Perhaps, just claiming it makes them miserable, suicidal, and poisons the environment isn’t enough. It may have another effect destructive to the human soul. That is Peter Singer’s “expanding circle”, or rather the inverse of it, and the inverse of contact theory. That the less diverse and smaller an environment is, the less empathetic the residents of that environment are. Heterogeneity is an unnatural state for a species that has spent the majority of its three hundred thousand year existence as hunter-gatherers living in small kin groups.

The advent of car-centric suburbia is an attempt by the human id to return to its natural state of being a tribal band on the African savanna and escape the human family of civilization. For the first time in human history since we left the wild, humans can return to the same level of density per square mile in terms of who they interact with. For the first time in human history since we left the wild are humans unable to tangibly see the interdependence of human life and may live in the illusion that humans don’t need each other and that they don’t owe other people for their own welfare.

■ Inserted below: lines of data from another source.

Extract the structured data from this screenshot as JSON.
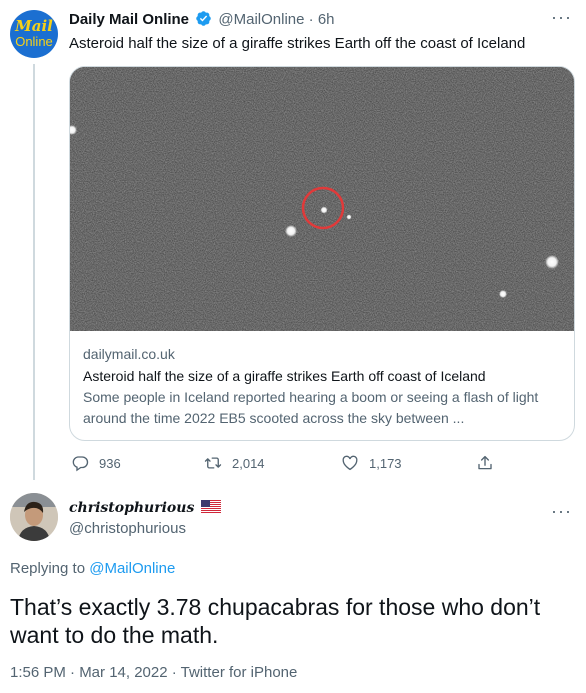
{
  "tweet": {
    "author_name": "Daily Mail Online",
    "author_handle": "@MailOnline",
    "separator": "·",
    "time": "6h",
    "text": "Asteroid half the size of a giraffe strikes Earth off the coast of Iceland",
    "avatar": {
      "line1": "Mail",
      "line2": "Online"
    },
    "more": "···",
    "card": {
      "domain": "dailymail.co.uk",
      "title": "Asteroid half the size of a giraffe strikes Earth off coast of Iceland",
      "description": "Some people in Iceland reported hearing a boom or seeing a flash of light around the time 2022 EB5 scooted across the sky between ..."
    },
    "actions": {
      "replies": "936",
      "retweets": "2,014",
      "likes": "1,173"
    }
  },
  "reply": {
    "author_name": "christophurious",
    "author_handle": "@christophurious",
    "more": "···",
    "replying_prefix": "Replying to",
    "replying_mention": "@MailOnline",
    "text": "That’s exactly 3.78 chupacabras for those who don’t want to do the math.",
    "meta": "1:56 PM · Mar 14, 2022 · Twitter for iPhone"
  },
  "colors": {
    "accent": "#1d9bf0",
    "secondary_text": "#536471",
    "border": "#cfd9de",
    "mail_blue": "#1b6fd1",
    "mail_yellow": "#f7d117"
  }
}
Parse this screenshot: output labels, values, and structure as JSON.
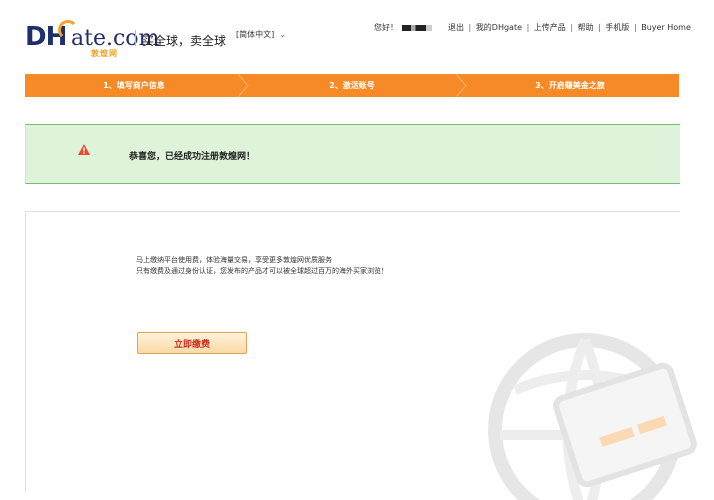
{
  "header": {
    "logo": {
      "dh": "DH",
      "gate": "ate.com",
      "sub": "敦煌网"
    },
    "tagline": "买全球，卖全球",
    "language": "[简体中文]",
    "greeting": "您好！",
    "links": [
      "退出",
      "我的DHgate",
      "上传产品",
      "帮助",
      "手机版",
      "Buyer Home"
    ],
    "link_separator": "|"
  },
  "steps": [
    {
      "label": "1、填写商户信息"
    },
    {
      "label": "2、激活账号"
    },
    {
      "label": "3、开启赚美金之旅"
    }
  ],
  "banner": {
    "icon": "warning-icon",
    "message": "恭喜您，已经成功注册敦煌网！"
  },
  "content": {
    "line1": "马上缴纳平台使用费，体验海量交易，享受更多敦煌网优质服务",
    "line2": "只有缴费及通过身份认证，您发布的产品才可以被全球超过百万的海外买家浏览！",
    "pay_button": "立即缴费",
    "watermark": "globe-card-watermark-icon"
  },
  "colors": {
    "accent": "#f68a27",
    "banner_bg": "#dff3da",
    "banner_border": "#6fbf6f",
    "button_text": "#c9301d"
  }
}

Reversing the expanding circle may be why social programs became less popular after the expansion of suburbia. People, no longer seeing themselves as family of their more powerless neighbors, were unwilling to sacrifice for them and didn’t see them as fully human. I have conservative friends and I am not arguing that there weren’t fiscal arguments for austerity measures but that a lack of empathy was the reason for much of the support behind them in the general public. It’s why in many contexts people are more personally cruel today than they had been. (also, in many contexts people are kinder, ironically) The anonymity of the internet is one explanation of the increase in that type of cruelty but even anonymously many of the people who engage in that barbarism are influenced by factors other than the anonymity.

Those factors including the tribalization of people and the dehumanization of strangers caused by alienation and lower density which reverses the expanding circle and that is ultimately caused by an urban design meant to satisfy subconscious Malthusian fears of people. The fact that grudges and hatred in other contexts, like with exes, used to usually last for less time now last a lifetime is because of that alienation. People don’t see the need to mend relationships and make-up, they can abandon the person forever and never relinquish their hatred because they’re not family anymore, they’re not even human.

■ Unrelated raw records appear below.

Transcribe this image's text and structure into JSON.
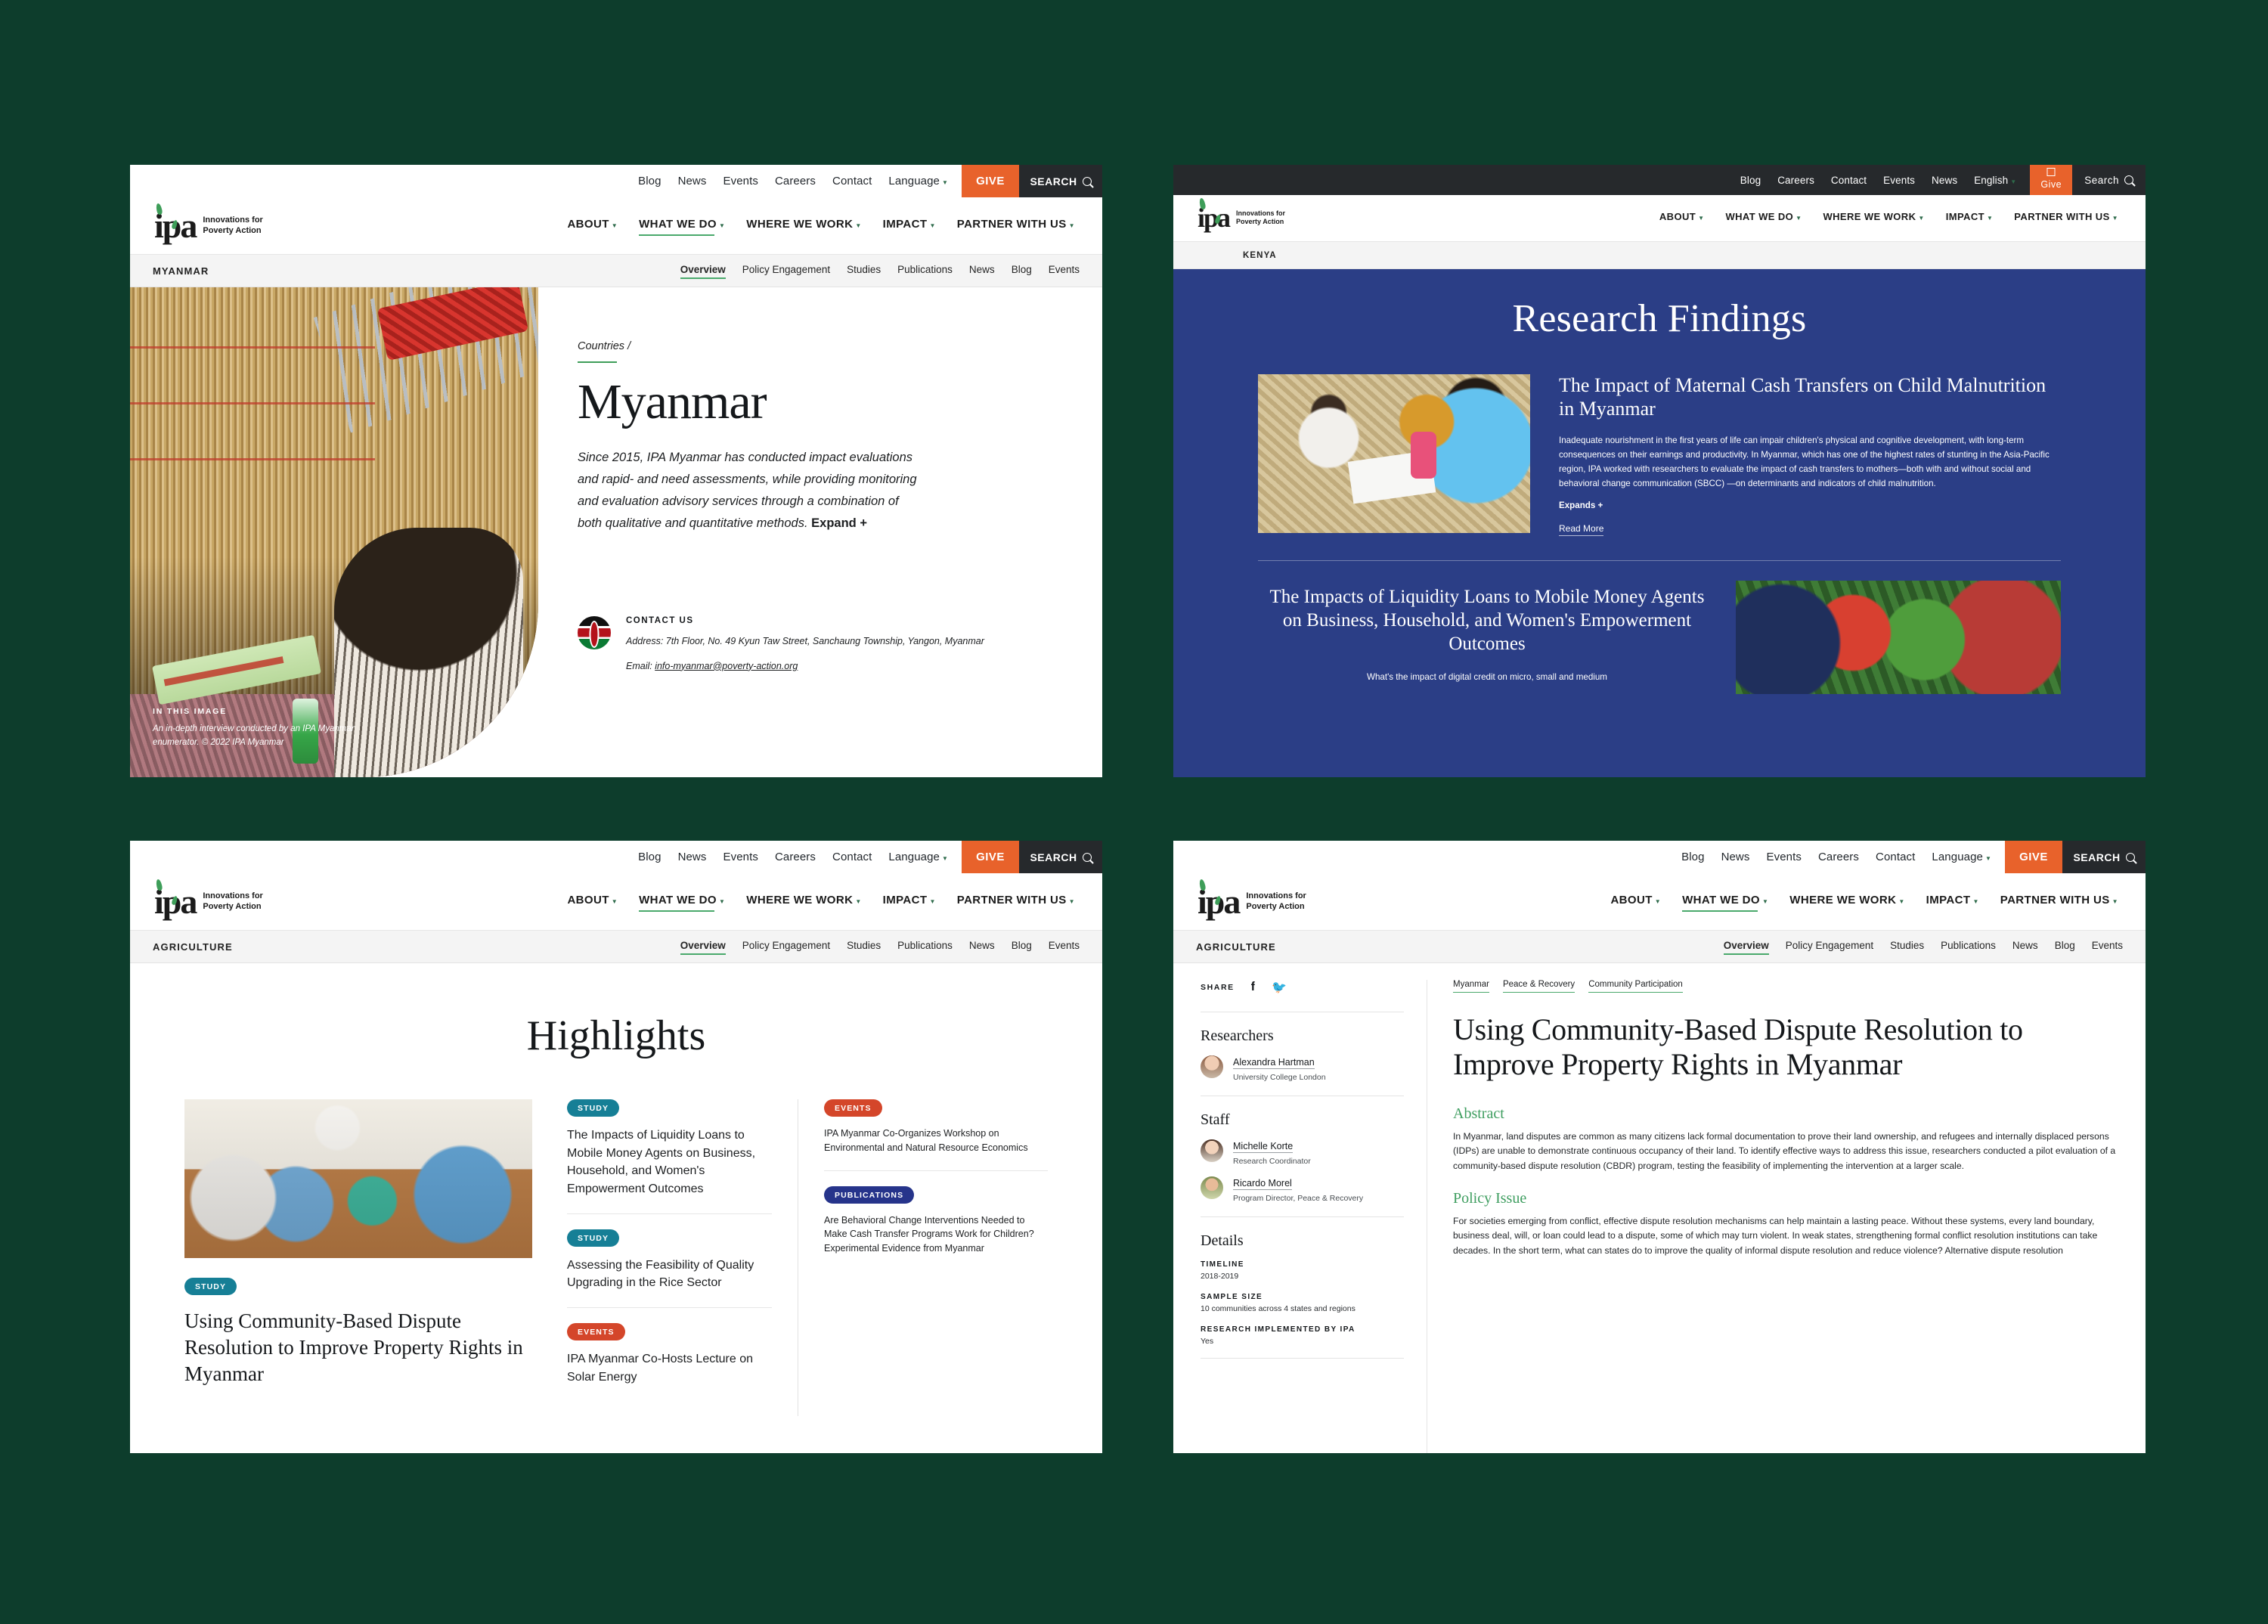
{
  "shared": {
    "brand": {
      "logo_line1": "Innovations for",
      "logo_line2": "Poverty Action",
      "accent_green": "#4aa96c",
      "orange": "#e8622b",
      "dark": "#26292c",
      "board_bg": "#0d3d2c"
    },
    "utility_links": [
      "Blog",
      "News",
      "Events",
      "Careers",
      "Contact",
      "Language"
    ],
    "give_label": "GIVE",
    "search_label": "SEARCH",
    "nav_items": [
      "ABOUT",
      "WHAT WE DO",
      "WHERE WE WORK",
      "IMPACT",
      "PARTNER WITH US"
    ],
    "subnav_tabs": [
      "Overview",
      "Policy Engagement",
      "Studies",
      "Publications",
      "News",
      "Blog",
      "Events"
    ]
  },
  "panel_myanmar": {
    "section_label": "MYANMAR",
    "eyebrow": "Countries /",
    "title": "Myanmar",
    "lede": "Since 2015, IPA Myanmar has conducted impact evaluations and rapid- and need assessments, while providing monitoring and evaluation advisory services through a combination of both qualitative and quantitative methods.",
    "lede_expand": "Expand +",
    "image_caption_label": "IN THIS IMAGE",
    "image_caption": "An in-depth interview conducted by an IPA Myanmar enumerator. © 2022 IPA Myanmar",
    "contact_label": "CONTACT US",
    "contact_address": "Address: 7th Floor, No. 49 Kyun Taw Street, Sanchaung Township, Yangon, Myanmar",
    "contact_email_prefix": "Email: ",
    "contact_email": "info-myanmar@poverty-action.org",
    "flag_icon": "kenya-flag-icon"
  },
  "panel_kenya": {
    "utility_links": [
      "Blog",
      "Careers",
      "Contact",
      "Events",
      "News",
      "English"
    ],
    "give_label": "Give",
    "search_label": "Search",
    "section_label": "KENYA",
    "heading": "Research Findings",
    "background_color": "#2b3e86",
    "findings": [
      {
        "title": "The Impact of Maternal Cash Transfers on Child Malnutrition in Myanmar",
        "body": "Inadequate nourishment in the first years of life can impair children's physical and cognitive development, with long-term consequences on their earnings and productivity. In Myanmar, which has one of the highest rates of stunting in the Asia-Pacific region, IPA worked with researchers to evaluate the impact of cash transfers to mothers—both with and without social and behavioral change communication (SBCC) —on determinants and indicators of child malnutrition.",
        "expand": "Expands +",
        "read_more": "Read More"
      },
      {
        "title": "The Impacts of Liquidity Loans to Mobile Money Agents on Business, Household, and Women's Empowerment Outcomes",
        "body": "What's the impact of digital credit on micro, small and medium"
      }
    ]
  },
  "panel_highlights": {
    "section_label": "AGRICULTURE",
    "heading": "Highlights",
    "feature": {
      "badge": "STUDY",
      "badge_type": "study",
      "headline": "Using Community-Based Dispute Resolution to Improve Property Rights in Myanmar"
    },
    "column_b": [
      {
        "badge": "STUDY",
        "badge_type": "study",
        "text": "The Impacts of Liquidity Loans to Mobile Money Agents on Business, Household, and Women's Empowerment Outcomes"
      },
      {
        "badge": "STUDY",
        "badge_type": "study",
        "text": "Assessing the Feasibility of Quality Upgrading in the Rice Sector"
      },
      {
        "badge": "EVENTS",
        "badge_type": "events",
        "text": "IPA Myanmar Co-Hosts Lecture on Solar Energy"
      }
    ],
    "column_c": [
      {
        "badge": "EVENTS",
        "badge_type": "events",
        "text": "IPA Myanmar Co-Organizes Workshop on Environmental and Natural Resource Economics"
      },
      {
        "badge": "PUBLICATIONS",
        "badge_type": "publications",
        "text": "Are Behavioral Change Interventions Needed to Make Cash Transfer Programs Work for Children? Experimental Evidence from Myanmar"
      }
    ]
  },
  "panel_study": {
    "section_label": "AGRICULTURE",
    "share_label": "SHARE",
    "share_icons": [
      "facebook-icon",
      "twitter-icon"
    ],
    "researchers_heading": "Researchers",
    "researchers": [
      {
        "name": "Alexandra Hartman",
        "role": "University College London"
      }
    ],
    "staff_heading": "Staff",
    "staff": [
      {
        "name": "Michelle Korte",
        "role": "Research Coordinator"
      },
      {
        "name": "Ricardo Morel",
        "role": "Program Director, Peace & Recovery"
      }
    ],
    "details_heading": "Details",
    "details": [
      {
        "key": "TIMELINE",
        "value": "2018-2019"
      },
      {
        "key": "SAMPLE SIZE",
        "value": "10 communities across 4 states and regions"
      },
      {
        "key": "RESEARCH IMPLEMENTED BY IPA",
        "value": "Yes"
      }
    ],
    "breadcrumbs": [
      "Myanmar",
      "Peace & Recovery",
      "Community Participation"
    ],
    "title": "Using Community-Based Dispute Resolution to Improve Property Rights in Myanmar",
    "sections": [
      {
        "heading": "Abstract",
        "body": "In Myanmar, land disputes are common as many citizens lack formal documentation to prove their land ownership, and refugees and internally displaced persons (IDPs) are unable to demonstrate continuous occupancy of their land. To identify effective ways to address this issue, researchers conducted a pilot evaluation of a community-based dispute resolution (CBDR) program, testing the feasibility of implementing the intervention at a larger scale."
      },
      {
        "heading": "Policy Issue",
        "body": "For societies emerging from conflict, effective dispute resolution mechanisms can help maintain a lasting peace. Without these systems, every land boundary, business deal, will, or loan could lead to a dispute, some of which may turn violent. In weak states, strengthening formal conflict resolution institutions can take decades. In the short term, what can states do to improve the quality of informal dispute resolution and reduce violence? Alternative dispute resolution"
      }
    ]
  }
}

One of the great advantages to being autistic, and specifically, being of the extroverted sort, is that I lack the inhibitions other people have to engage with people everywhere I go. I am not bound by clique or kinship in terms of who I see as being in my family and in my community. I informally talk to strangers as much as I can so whatever physical or social geography I’m in, my circle always stays expansive. I am not immune to the Malthusian thinking but being an extroverted autistic person, my expansive circle mitigates the effect. That Malthusian thinking keeps people from loving each other. Our species should consciously abandon most of its Malthusian psychology which is anathema to love.

From the environment, to liberalism, to human happiness and the lack thereof, the inherent desire for a lack of density is dangerous and is an instinct we should strive to counteract.